Pffft! I'm not Clay, no, I'm not! First off, Clay had blonde hair and second I don't think he was on TMZ at Top 8. #winning
I'm over Jacob. Arrogant statements like the one last week live forever on the internet and his is going to linger way past the expiration date on Jacob's future career. Some stuff just goes that way. Iovine blasts him and tells him that people don't want a nobody preaching to them. Oh, snap! When Jacob breaks out into “Impossible Dream”, Iovine practically screws his face into a disdainful sneer and tells him to stop being corny. Hah! Will.i.am agrees and they come up with the brilliant idea to get rid of Jacob by making him sing “Bridge Over Troubled Water” which was in some Will Smith movie I've never seen. Now, even I know that Clay Aiken, as miserable as he was otherwise, owned this song back in the stone age of this show but I guess Jacob was still in middle school then and doesn't know that he's just been set up. Kind of brilliant payback there from Papa Iovine. In the end, Jacob delivers a fairly restrained performance although at time he sounds like he's singing from the basement from under a wet blanket. He also gets the three singer, one piano setup which is a step down from the full gospel choir, I guess.
Useless Judging: Steven says Jacob is an angel and babbles on about innuendos for no good reason. JLo says she couldn't hear the last note and she got chills. Randy says it was “perfect, perfect harmony”. So, he was perfect.
Cringe Factor: MUG SHOT Just google him and you'll understand.

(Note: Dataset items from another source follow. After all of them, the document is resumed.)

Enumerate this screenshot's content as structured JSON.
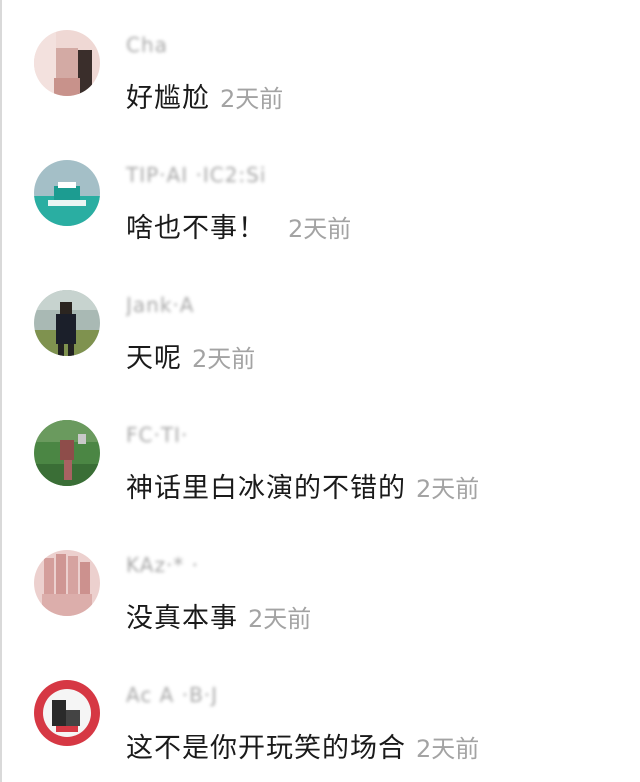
{
  "comments": [
    {
      "username": "Cha",
      "text": "好尴尬",
      "time": "2天前",
      "avatar_icon": "avatar-person-pink",
      "avatar_colors": [
        "#f1d7d3",
        "#c9a59f",
        "#3a2e2b"
      ]
    },
    {
      "username": "TIP·AI ·IC2:Si",
      "text": "啥也不事！",
      "time": "2天前",
      "avatar_icon": "avatar-teal-bag",
      "avatar_colors": [
        "#9ab6c0",
        "#1aa59a",
        "#ffffff"
      ]
    },
    {
      "username": "Jank·A",
      "text": "天呢",
      "time": "2天前",
      "avatar_icon": "avatar-person-outdoor",
      "avatar_colors": [
        "#8fa7a6",
        "#1b1f2a",
        "#7d8f4e"
      ]
    },
    {
      "username": "FC·TI·",
      "text": "神话里白冰演的不错的",
      "time": "2天前",
      "avatar_icon": "avatar-green-field",
      "avatar_colors": [
        "#3f7a3a",
        "#8a4a4a",
        "#6aa36a"
      ]
    },
    {
      "username": "KAz·* ·",
      "text": "没真本事",
      "time": "2天前",
      "avatar_icon": "avatar-hand-pink",
      "avatar_colors": [
        "#e7c4c2",
        "#cf9896",
        "#f4e2e0"
      ]
    },
    {
      "username": "Ac A ·B·J",
      "text": "这不是你开玩笑的场合",
      "time": "2天前",
      "avatar_icon": "avatar-red-white-badge",
      "avatar_colors": [
        "#d33a44",
        "#f4f4f4",
        "#2a2a2a"
      ]
    }
  ]
}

Does my bandana make me look manly? I love the WWE! Yeah! Metal lives forever! Don't forget about my disorders though! And I'm kind to little kids too! METAL!

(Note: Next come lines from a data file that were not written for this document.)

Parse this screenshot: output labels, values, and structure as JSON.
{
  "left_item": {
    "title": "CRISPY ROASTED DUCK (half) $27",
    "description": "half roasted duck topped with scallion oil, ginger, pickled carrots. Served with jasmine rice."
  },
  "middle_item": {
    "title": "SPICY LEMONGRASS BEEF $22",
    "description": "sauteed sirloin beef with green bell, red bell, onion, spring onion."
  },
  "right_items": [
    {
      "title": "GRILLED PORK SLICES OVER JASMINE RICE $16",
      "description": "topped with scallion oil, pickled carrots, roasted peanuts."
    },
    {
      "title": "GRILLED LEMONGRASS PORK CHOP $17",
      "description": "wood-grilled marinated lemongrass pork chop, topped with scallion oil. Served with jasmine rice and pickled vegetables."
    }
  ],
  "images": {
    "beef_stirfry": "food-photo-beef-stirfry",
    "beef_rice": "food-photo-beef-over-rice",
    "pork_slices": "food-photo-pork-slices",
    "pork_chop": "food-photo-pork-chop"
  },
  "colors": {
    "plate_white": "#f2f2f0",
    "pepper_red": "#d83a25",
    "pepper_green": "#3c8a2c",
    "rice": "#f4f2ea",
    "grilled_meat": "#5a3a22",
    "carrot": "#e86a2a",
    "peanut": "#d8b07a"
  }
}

Delivering the fatal blow tonight we have James whose most fervent wish ever is to bring back all that nasty hair metal that everyone who was alive back in the 80s kind of wishes to forget about. To accomplish this lofty goal, Kerchief boy picked Samy Hagar's “Heavy Metal” from the eponymous 1981 movie. He shows up to the mentoring session in a trucker hat and a wife beater – working that tool demo like a pro – only to find out that Jimmy hates his embarrassing, screamy, hook-less song. Durbin declares that he's got “deep seated passion for his music”. Moreover, with a grand total of two months experience in the music biz, he arrogantly tells Iovine: “You and I both know that you can't hear a hit song on the piano”. Ok, now, you may hate Iovine, you may think he's a tool but the dude is a music industry pro while James Durbin is a gnat in a trucker hat on a cheesy singing show. Jimmy sets him straight but Durbin still says he wants to “give metal a chance”. I'm sure Pop radio is salivating even as I'm typing this. The most remarkable part about the performance is the appearance of Zack Wylde whose hair, and 30 second guitar solo, easily upstages Durbin's painful death screams. And, yes, there was a back bend at the end, in case anyone is keeping score. Oh, and he dedicates his song to some little boy in the audience! What? No kitchen sink?
Useless judging: JLo thought it was crazy and she thinks there can be a Heavy Metal American Idol. I get the feeling she hasn't seen the show before. Randy says we were just at a Durbin concert and he thinks Bandana Boy is ready for Ozzfest. Zack was stoked. Steven says he kicked it and Durbin screams that “America asked for it!!” Really? The texting tweeners in Alabama asked for hair metal? Ok, then.
Cringe Factor: DANGER! DANGER! ABORT! On the I-wish-I-could-bleach-my-eyeballs scale of cringe ranging from 1 to 10 where 1 is least offensive, this was a solid 20.
Conclusion: Everyone was swell and super except Haley. The contestants are hopelessly convinced of their own brilliance and legends in their own minds. The judges are still useless and they're actually reading off of notes. I think JLo comes up with all the gushing bits at least a week ahead and shares them with Randy. Or the other way around. Steven is the only one whose commentary sounds more or less off-the-cuff but he's barely coherent.
Arielflies will be here to deliver the results and we'll find out whether America is in the mood to kick off another girl.